Socialism, not single-payer


Single-payer health care would be a vast improvement over the system we have now in the United States. But as I've written before (e.g., here, here, and here), what we really need is socialism, not single-payer health care. Today's news, that the "health industry" (the term itself is grating, isn't it?) has "promised" (can we get that in writing, please?) to "save" $2 trillion (trillion with a "T") dollars in the next decade (not as much as it sounds, of course, that's only $200 billion/year) in health care "costs." They propose to do this by using "new efficiencies," whatever that means. I'll put my money on one of two things - cutting salaries of workers, or cutting actual care (e.g., kicking people out of hospitals faster). Cutting profits? Don't count on that.
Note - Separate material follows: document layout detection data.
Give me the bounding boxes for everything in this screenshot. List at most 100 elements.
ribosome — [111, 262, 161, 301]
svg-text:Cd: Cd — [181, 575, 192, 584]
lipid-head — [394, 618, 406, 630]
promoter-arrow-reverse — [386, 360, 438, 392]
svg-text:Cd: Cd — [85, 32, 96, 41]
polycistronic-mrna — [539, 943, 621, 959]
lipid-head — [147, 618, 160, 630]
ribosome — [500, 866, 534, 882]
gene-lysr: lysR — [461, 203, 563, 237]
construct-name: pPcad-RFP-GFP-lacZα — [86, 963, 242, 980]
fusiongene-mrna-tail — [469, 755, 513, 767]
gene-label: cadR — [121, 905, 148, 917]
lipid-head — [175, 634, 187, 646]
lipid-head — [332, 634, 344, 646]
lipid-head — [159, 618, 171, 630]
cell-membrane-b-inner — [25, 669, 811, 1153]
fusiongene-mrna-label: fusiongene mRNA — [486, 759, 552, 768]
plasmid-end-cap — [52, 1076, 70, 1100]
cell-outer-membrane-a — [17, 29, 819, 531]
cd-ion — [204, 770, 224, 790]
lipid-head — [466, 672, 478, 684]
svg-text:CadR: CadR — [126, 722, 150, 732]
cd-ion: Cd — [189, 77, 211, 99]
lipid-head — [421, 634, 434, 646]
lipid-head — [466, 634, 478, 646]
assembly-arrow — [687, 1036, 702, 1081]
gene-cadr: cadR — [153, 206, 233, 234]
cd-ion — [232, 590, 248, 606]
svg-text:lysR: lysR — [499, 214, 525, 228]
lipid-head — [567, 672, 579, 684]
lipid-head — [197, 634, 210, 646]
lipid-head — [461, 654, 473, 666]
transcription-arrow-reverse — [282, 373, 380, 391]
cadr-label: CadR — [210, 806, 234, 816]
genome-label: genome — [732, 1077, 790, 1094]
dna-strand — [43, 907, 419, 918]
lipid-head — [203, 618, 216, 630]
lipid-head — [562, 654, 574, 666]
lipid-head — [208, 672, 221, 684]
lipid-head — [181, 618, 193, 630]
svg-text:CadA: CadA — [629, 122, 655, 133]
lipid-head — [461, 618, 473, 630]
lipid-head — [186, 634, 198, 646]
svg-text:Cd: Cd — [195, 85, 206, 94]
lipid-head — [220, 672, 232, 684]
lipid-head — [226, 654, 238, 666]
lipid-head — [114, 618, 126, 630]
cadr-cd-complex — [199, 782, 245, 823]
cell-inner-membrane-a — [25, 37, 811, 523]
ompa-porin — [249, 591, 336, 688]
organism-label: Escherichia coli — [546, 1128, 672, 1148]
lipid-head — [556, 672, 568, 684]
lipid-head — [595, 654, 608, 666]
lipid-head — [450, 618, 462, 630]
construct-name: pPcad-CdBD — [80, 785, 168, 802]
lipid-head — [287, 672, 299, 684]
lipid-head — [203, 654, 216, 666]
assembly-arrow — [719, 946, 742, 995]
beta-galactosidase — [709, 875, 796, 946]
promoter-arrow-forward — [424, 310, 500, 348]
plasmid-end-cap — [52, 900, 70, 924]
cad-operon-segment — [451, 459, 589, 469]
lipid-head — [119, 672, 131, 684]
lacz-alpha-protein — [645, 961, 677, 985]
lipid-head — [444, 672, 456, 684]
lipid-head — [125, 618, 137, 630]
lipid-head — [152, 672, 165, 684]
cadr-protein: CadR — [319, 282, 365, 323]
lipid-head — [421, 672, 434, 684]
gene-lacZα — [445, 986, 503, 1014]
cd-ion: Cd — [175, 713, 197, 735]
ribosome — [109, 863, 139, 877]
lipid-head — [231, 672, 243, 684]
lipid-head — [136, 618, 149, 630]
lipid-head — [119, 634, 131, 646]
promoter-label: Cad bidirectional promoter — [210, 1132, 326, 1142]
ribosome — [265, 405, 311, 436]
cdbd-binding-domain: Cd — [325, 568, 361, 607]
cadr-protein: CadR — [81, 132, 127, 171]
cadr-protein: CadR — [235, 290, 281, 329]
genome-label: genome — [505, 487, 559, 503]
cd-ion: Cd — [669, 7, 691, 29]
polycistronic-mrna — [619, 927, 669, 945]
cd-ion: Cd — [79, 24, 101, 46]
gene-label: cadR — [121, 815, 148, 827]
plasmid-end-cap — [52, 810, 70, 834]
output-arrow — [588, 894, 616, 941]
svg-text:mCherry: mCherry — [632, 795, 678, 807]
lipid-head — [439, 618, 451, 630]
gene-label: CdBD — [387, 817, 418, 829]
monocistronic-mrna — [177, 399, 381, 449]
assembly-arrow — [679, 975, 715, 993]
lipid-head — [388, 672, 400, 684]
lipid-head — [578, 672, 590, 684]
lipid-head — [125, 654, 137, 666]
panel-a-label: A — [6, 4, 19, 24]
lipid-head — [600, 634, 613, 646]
The idea that health - all aspects of health, including not just doctors but drug development and production, building and operating medical schools and hospitals, developing and producing machines like MRI, etc. - should be an area subject to profit, is not just objectionable, but irrational. If the threat of even modest changes in the nation's health care system could force the "industry" to lower its blackmail costs by $2 trillion (or, at least, promise to do so), what does that say about the real savings that could be achieved if the entire system were put under public, democratic control, with the goal of producing health instead of profit? I'm guessing the saving would be at least ten times that amount, if not indeed far more.

Repeating something I've written before: Few outside of the extreme right-wing would question the centrality of public education; why do even liberals like Obama resist so strongly the necessary centrality of public health care?